An important area to you as a political science major is learning about all the ways in which pertinent research is carried out, and results obtained, organized, and, finally, analyzed. In particular, policy analysis chooses from among these methods to consider which is most useful in evaluating policies and their outcomes.

Policy analysis can be looked at from two points of view.

The first uses analysis and description with the goal of clarifying or explaining an existing policy. The second uses analysis of pertinent data in proposals aimed at creating new policy with a specific goal. It is likely that your political science program will merge program evaluation with the analysis of policy into a single set of classes concerned with studying policy via three approaches: the policy process approach, the meta-policy approach, and the analycentric approach.

The policy process approach looks at issues or problems in a political process through a wide lens to identify the degree of influence the stakeholders possess and the role they play in order to determine how solutions can be located by a shift in power.

The meta-policy approach considers both the structure of the system under examination and context in order to determine and resolve problems in interpretation. If this type of approach is successful, the problem is located within the system’s architecture and can be resolved by reconfiguring the structure itself.

Using the analycentric approach, a unique policy issue is examined under the microscope. This approach is most useful when the problem under examination is technical in character. The analycentric approach to resolving policy issues seeks the most efficient and therefore economic resolution.

As a political science major, you’ll learn that both qualitative and quantitative means can be useful. These will include statistical analysis, case studies, surveys, and creating models.

Among commonly used models is the institutional model, in which a political organization creates public policy, thereby bestowing legitimacy upon it. An example of this is found in the three branches of our own government that grant authority to any area of public policy.
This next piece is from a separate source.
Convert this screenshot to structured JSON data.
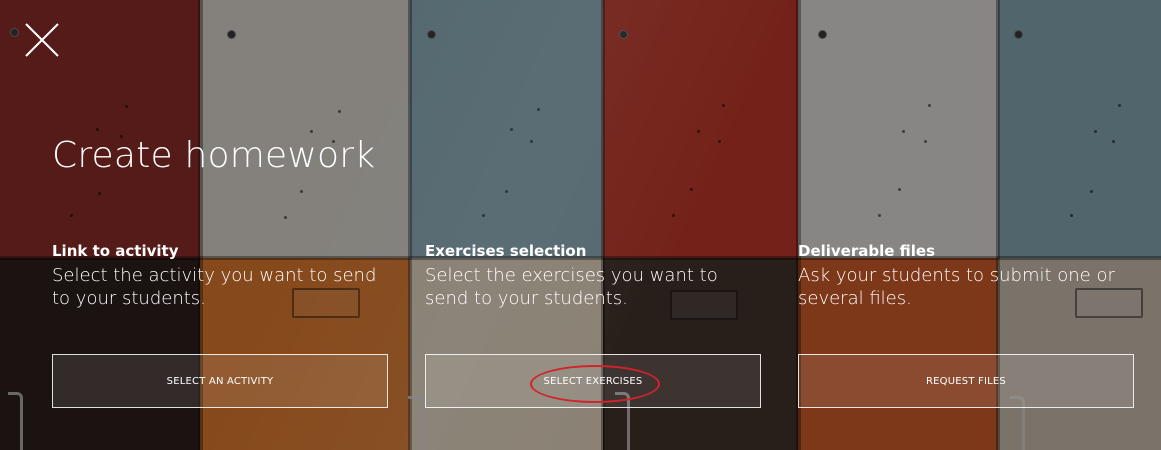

Another model is the process model. This finds that policy is generated through a series of steps. The first step is to identify a problem that requires governmental response. The second step in this model is the gathering of proposals via multiple avenues, such as from public interest groups, think tanks, and legislative committees. The third step, called policy legitimating, is to select from among the proposals in order to construct and establish policy. Following this step, the policy is put into practice. The final step in this process involves evaluating the outcome of the policy. It should be noted that this model is an ideal. In practice, the process is rarely this linear; steps can overlap or be ignored.

The rational model is applied in both public policymaking and the private sector. It begins by assuming that the system under examination is stable; that the government is recognized as rational; that the policy problem being studied is clear; and that neither time nor expense is a factor that will compromise the application of the model. These factors in combination assure that the decision arrived at will logically be the best and most stable solution.

Another model is the group model, in which the political system creating the policy considers the conflicting needs and desires of two or more subgroups in order to determine those compromises that will resolve differences successfully.

In the elite model, public policy is found to serve social groups or individuals with the greatest power and wealth, rather than those with the greatest need. This model does not attend to citizen demands, regardless of number of citizens.

The six-step model, like the process model, is an ideal that in practice is often not so linear. The steps, in order, include discovering the problem and detailing its nature; determining the criteria to be used in evaluating the problem; identifying potential alternatives to the policy under consideration; evaluating those alternatives; adjusting current policy; and ongoing assessment of the newly created and implemented policy.